"Eu não sinto a velhice." Assim o administrador de imóveis Reginaldo Roveri descreve sua recente chegada à quarta idade. Aos 81 anos, ele continua trabalhando e não tem planos de se aposentar. "Trabalho para viver. Enquanto trabalha, você continua vivendo", justifica.

"Trabalho todo dia das 8 às 17 horas. Depois vou caminhar no Zerão – 5 quilômetros todo dia. Aí, faço uma hora de alongamento na academia. Uma vez por semana, faço massoterapia e fisioterapia", relata Roveri. Na alimentação, o administrador privilegia verduras e frutas e evita frituras e gorduras. "Tenho um probleminha de pressão, mas nessa idade, quem não tem? Tomo dois comprimidos por dia e fica tudo controlado. Não me atrapalha em nada."

Roveri acha que o Brasil não está preparado para atender a população da quarta idade. "Faltam estrutura e mentalidade para os mais jovens", opina. Mas ele acredita que, com o avanço da expectativa de vida, o País será obrigado a se adaptar. "Nos Estados Unidos foi assim, depois que a população começou a envelhecer mais.

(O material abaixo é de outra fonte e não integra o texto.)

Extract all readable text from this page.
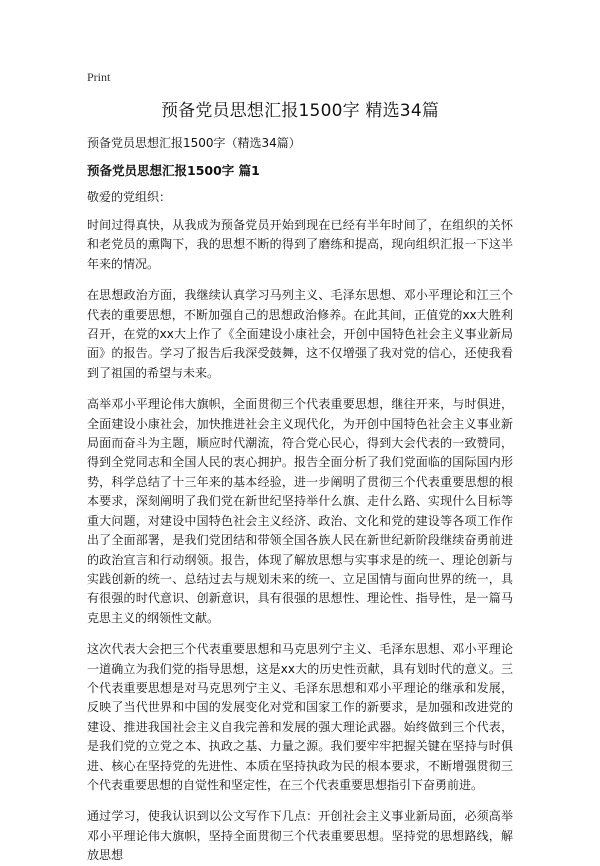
Print
预备党员思想汇报1500字 精选34篇
预备党员思想汇报1500字（精选34篇）
预备党员思想汇报1500字 篇1
敬爱的党组织：

时间过得真快，从我成为预备党员开始到现在已经有半年时间了，在组织的关怀和老党员的熏陶下，我的思想不断的得到了磨练和提高，现向组织汇报一下这半年来的情况。

在思想政治方面，我继续认真学习马列主义、毛泽东思想、邓小平理论和江三个代表的重要思想，不断加强自己的思想政治修养。在此其间，正值党的xx大胜利召开，在党的xx大上作了《全面建设小康社会，开创中国特色社会主义事业新局面》的报告。学习了报告后我深受鼓舞，这不仅增强了我对党的信心，还使我看到了祖国的希望与未来。

高举邓小平理论伟大旗帜，全面贯彻三个代表重要思想，继往开来，与时俱进，全面建设小康社会，加快推进社会主义现代化，为开创中国特色社会主义事业新局面而奋斗为主题，顺应时代潮流，符合党心民心，得到大会代表的一致赞同，得到全党同志和全国人民的衷心拥护。报告全面分析了我们党面临的国际国内形势，科学总结了十三年来的基本经验，进一步阐明了贯彻三个代表重要思想的根本要求，深刻阐明了我们党在新世纪坚持举什么旗、走什么路、实现什么目标等重大问题，对建设中国特色社会主义经济、政治、文化和党的建设等各项工作作出了全面部署，是我们党团结和带领全国各族人民在新世纪新阶段继续奋勇前进的政治宣言和行动纲领。报告，体现了解放思想与实事求是的统一、理论创新与实践创新的统一、总结过去与规划未来的统一、立足国情与面向世界的统一，具有很强的时代意识、创新意识，具有很强的思想性、理论性、指导性，是一篇马克思主义的纲领性文献。

这次代表大会把三个代表重要思想和马克思列宁主义、毛泽东思想、邓小平理论一道确立为我们党的指导思想，这是xx大的历史性贡献，具有划时代的意义。三个代表重要思想是对马克思列宁主义、毛泽东思想和邓小平理论的继承和发展，反映了当代世界和中国的发展变化对党和国家工作的新要求，是加强和改进党的建设、推进我国社会主义自我完善和发展的强大理论武器。始终做到三个代表，是我们党的立党之本、执政之基、力量之源。我们要牢牢把握关键在坚持与时俱进、核心在坚持党的先进性、本质在坚持执政为民的根本要求，不断增强贯彻三个代表重要思想的自觉性和坚定性，在三个代表重要思想指引下奋勇前进。

通过学习，使我认识到以公文写作下几点：开创社会主义事业新局面，必须高举邓小平理论伟大旗帜，坚持全面贯彻三个代表重要思想。坚持党的思想路线，解放思想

Lá, os velhos mandam, então passaram a respeitar", argumenta.

O agricultor aposentado Toshio Fujisawa, de 86 anos, também mantém hábitos saudáveis para ter qualidade de vida na quarta idade. "Não fumo. Já fumei, mas foi pouco tempo. Bebida é bom, mas não pode beber muito. Quando eu trabalhei em uma concessionária, até tinha dificuldade para fazer amigos, porque não bebia. Alimentação, como de tudo, mas sem exagero", relata.

Exceto por uma pequena dificuldade de audição, o aposentado não tem problemas de saúde. "Tenho a pressão normal, o coração está bom", garante.

No dia a dia, Fujisawa evita ficar parado e busca exercitar a mente. Vai ao mercado, compra e lê dois jornais todo dia, acompanha esportes o tempo todo. "Se tem um futebol ou um basquete na TV, ele fica acordado até tarde, nem vejo a hora em que ele vai dormir", relata a esposa, Rosa Fujisawa. (F.G.)